For “Christian Ethics Engages U. S. Culture,” a course I’m teaching this semester at Mars Hill, I’ve been revisiting the writings and witness of Soren Kierkegaard (1813-1855), who stands at the headwaters of what eventually became Christian existentialism. He was a trenchant philosopher, had a parabolic imagination, and, though a lifelong melancholic, delighted in being a gadfly to “official Christianity.”

In Purity of Heart, SK wrote: “When we are thinking of divine things, the deeper the stillness the better.”  And, in his Journals, he said: “My whole life is an epigram calculated to make people aware.” These two ideas are inextricably related: if we would serve one another by prompting awareness of what matters, we need to spend time in the depths of stillness.

In stillness, the Spirit can reconnect body and spirit, reason and intuition, intellect and emotion.

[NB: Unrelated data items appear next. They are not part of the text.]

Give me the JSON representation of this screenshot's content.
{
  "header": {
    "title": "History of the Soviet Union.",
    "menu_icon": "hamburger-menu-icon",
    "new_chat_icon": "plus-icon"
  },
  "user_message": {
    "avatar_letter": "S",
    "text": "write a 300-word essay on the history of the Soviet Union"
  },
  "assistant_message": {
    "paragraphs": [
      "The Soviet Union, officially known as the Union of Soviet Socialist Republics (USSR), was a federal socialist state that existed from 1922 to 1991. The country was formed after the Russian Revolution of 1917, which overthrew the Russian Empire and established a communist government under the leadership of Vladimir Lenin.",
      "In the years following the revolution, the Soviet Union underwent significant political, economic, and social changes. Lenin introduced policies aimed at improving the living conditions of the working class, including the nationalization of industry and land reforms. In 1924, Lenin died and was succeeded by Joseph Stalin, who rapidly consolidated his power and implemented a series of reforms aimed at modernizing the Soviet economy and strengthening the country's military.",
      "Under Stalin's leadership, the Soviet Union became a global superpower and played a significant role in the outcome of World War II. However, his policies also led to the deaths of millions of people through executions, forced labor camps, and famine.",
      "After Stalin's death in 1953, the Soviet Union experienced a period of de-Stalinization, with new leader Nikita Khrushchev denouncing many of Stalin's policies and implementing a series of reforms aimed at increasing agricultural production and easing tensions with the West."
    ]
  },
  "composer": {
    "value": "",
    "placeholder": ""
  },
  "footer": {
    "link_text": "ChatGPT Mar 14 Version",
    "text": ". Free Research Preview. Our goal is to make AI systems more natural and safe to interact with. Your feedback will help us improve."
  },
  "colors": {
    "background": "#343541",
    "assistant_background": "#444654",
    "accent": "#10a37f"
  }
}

Stillness gives us the opportunity to “re-member” who we are and who God is; the Holy knits us back together into as much wholeness as is presently possible and reweaves the torn fabric of our relationship with the divine.  

One of the best gifts of stillness, of course, is silence. Silence invites us past the cacophony of willful and coercive voices which too-often overwhelm the whispers of the Spirit, who always offers wisdom but never insists that we accept it and who longs to liberate us but will not—cannot—coerce us into freedom. Silence provides the necessary conditions for our hearing the Word which tunes our hearts and minds to resonate with what is real, true, good, and beautiful. 

The quiet beckons us into wider and clearer awareness and also enables us to help each other to perceive the enduring in the fleeting, the important amid the urgent, and the sacred which abides in every ordinary thing.